II Marine Expeditionary Force
Story by Lance Cpl. Sullivan Laramie

Date: 10.08.2013
Posted: 10.08.2013 08:07
News ID: 114887
Lock and load: logistics Marines train with machine guns

CAMP LEJEUNE, N.C. -Marines with 2nd Marine Logistics Group traded two weeks of their regular schedule for training to help them better protect their fellow service members in a deployed environment here.

The machine gunner course at the Battle Skills Training School taught the service members everything they needed to know about the M240B medium machine gun, MK19 grenade launcher and M2 Browning .50-caliber machine gun, and culminated in a live-fire exercise Oct. 4.

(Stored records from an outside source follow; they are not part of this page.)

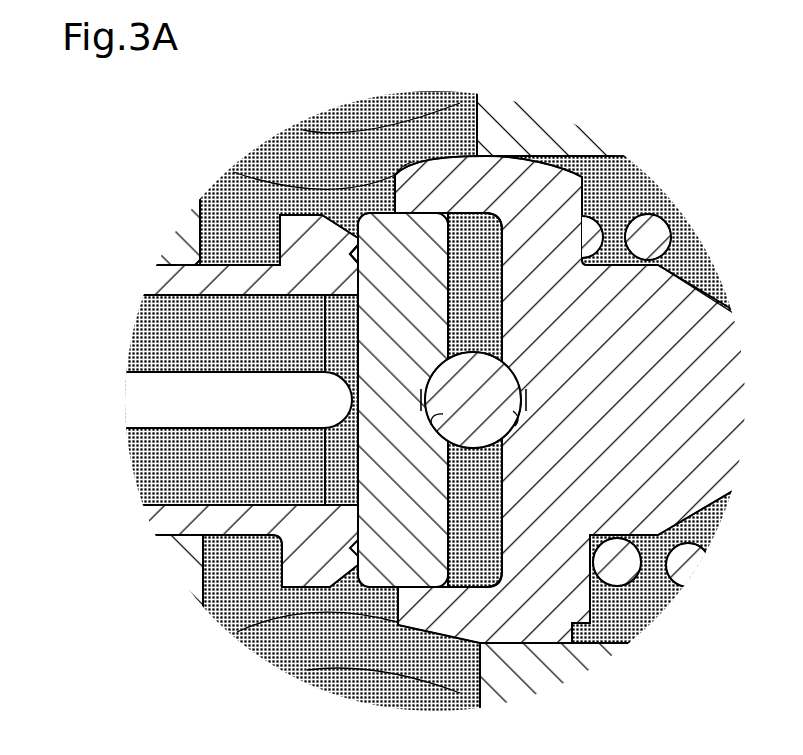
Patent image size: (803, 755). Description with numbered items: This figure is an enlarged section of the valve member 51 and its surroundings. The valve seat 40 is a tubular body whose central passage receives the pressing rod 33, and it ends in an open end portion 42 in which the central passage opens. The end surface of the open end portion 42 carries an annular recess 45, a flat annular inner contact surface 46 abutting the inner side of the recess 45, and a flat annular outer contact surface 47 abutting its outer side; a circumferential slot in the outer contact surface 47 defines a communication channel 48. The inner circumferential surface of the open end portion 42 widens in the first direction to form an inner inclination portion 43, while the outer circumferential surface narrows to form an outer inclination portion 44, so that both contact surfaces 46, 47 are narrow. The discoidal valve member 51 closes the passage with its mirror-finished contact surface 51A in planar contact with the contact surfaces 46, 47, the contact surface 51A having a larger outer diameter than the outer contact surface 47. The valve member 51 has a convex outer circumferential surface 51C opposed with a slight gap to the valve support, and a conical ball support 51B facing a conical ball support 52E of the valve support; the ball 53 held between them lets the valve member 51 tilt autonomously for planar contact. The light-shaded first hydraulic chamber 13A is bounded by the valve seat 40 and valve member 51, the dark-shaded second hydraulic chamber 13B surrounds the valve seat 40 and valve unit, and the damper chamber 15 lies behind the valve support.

The first hydraulic chamber 13A is at (157, 465).
The second hydraulic chamber 13B is at (240, 193).
The damper chamber 15 is at (623, 185).
The pressing rod 33 is at (150, 372).
The valve seat 40 is at (138, 251).
The open end portion 42 is at (294, 578).
The inner inclination portion 43 is at (340, 502).
The outer inclination portion 44 is at (341, 578).
The recess 45 is at (353, 256).
The inner contact surface 46 is at (358, 264).
The outer contact surface 47 is at (399, 215).
The communication channel 48 is at (373, 585).
The valve member 51 is at (453, 313).
The contact surface 51A is at (353, 458).
The ball support 51B is at (440, 418).
The convex outer circumferential surface 51C is at (388, 584).
The ball support 52E is at (514, 421).
The ball 53 is at (508, 383).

“The materials we teach allow non-infantry Marines to deploy overseas, able to effectively employ these weapon systems as situations present themselves,” said Sgt. Jeffery J. Gause, a machine gunner with BSTS. “[Service members] come to our course, we teach them and they’ll be able to go back to their shops and teach their peers what they’ve learned.”

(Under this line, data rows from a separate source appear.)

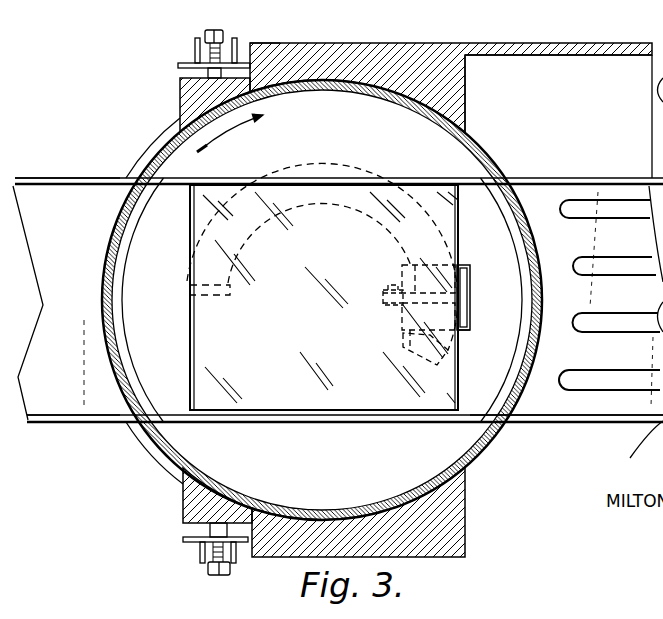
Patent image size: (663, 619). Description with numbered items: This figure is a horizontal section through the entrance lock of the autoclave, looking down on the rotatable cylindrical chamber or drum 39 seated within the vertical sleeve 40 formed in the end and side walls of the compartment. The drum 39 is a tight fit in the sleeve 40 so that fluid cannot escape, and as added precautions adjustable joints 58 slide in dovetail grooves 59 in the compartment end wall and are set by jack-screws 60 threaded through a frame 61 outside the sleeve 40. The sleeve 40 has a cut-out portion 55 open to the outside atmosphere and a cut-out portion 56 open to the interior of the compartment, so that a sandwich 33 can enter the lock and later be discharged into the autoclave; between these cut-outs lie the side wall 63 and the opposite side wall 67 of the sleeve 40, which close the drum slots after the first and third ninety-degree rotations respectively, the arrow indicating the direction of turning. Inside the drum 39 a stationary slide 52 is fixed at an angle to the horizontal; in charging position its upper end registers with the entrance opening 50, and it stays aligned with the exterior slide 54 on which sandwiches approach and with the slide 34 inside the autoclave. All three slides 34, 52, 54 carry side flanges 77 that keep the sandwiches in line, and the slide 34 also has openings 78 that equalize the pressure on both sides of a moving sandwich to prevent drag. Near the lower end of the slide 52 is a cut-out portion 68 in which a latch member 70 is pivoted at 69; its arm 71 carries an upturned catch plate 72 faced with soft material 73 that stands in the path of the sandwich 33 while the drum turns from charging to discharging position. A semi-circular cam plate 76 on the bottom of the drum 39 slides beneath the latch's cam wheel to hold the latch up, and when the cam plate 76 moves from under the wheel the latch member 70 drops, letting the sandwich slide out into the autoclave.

The sandwich 33 is at (375, 402).
The slide 34 is at (540, 426).
The cylindrical chamber or drum 39 is at (490, 160).
The vertical sleeve 40 is at (340, 44).
The entrance opening 50 is at (121, 238).
The stationary slide 52 is at (190, 422).
The slide 54 is at (73, 187).
The cut-out portion 55 is at (170, 475).
The cut-out portion 56 is at (466, 108).
The adjustable joint 58 is at (195, 92).
The dovetail groove 59 is at (267, 43).
The jack-screw 60 is at (213, 30).
The frame 61 is at (205, 56).
The side wall 63 is at (333, 97).
The opposite side wall 67 is at (346, 510).
The cut-out portion 68 is at (403, 322).
The pivot 69 is at (388, 296).
The latch member 70 is at (430, 288).
The arm 71 is at (422, 308).
The catch plate 72 is at (468, 274).
The soft facing material 73 is at (468, 323).
The cam plate 76 is at (270, 222).
The side flange 77 is at (90, 426).
The opening 78 is at (627, 321).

The course was not meant to train the Marines to become instructors, but it did give them the knowledge to help their units maintain mission readiness for future deployments.

“Not a lot of Marines [in 2nd MLG] get to experience what we experienced,” said Pfc. Shavon C. Smith, an ammunition technician with 2nd Supply Battalion, Combat Logistics Regiment 25, 2nd MLG. “Even though we’re not grunts we get to have a taste of that life. We won’t be fumbling with the weapons on a deployment – we’re more experienced now.”

The course provided the Marines with hours of classroom instruction and practical, hands-on training with the weapons, including timed disassembly and reassembly and a written test on each weapon’s characteristics.

This was the first class to run the endurance course, a 3.4-mile trail with obstacles, over which the Marines had to move the weapon systems.

The final portion of the training was a live-fire exercise with M240Bs and M2s, and tested not only the students’ abilities to set up the weapons, but [their ability] to hit their targets, as well.

“It’s a good course,” said Cpl. Sean M. Stecher, a heavy equipment mechanic with 2nd Maint. Bn., CLR-25. “A lot of Marines joined wanting to shoot guns, and [the course] allowed us to do that, but we also learned a lot about the weapons.”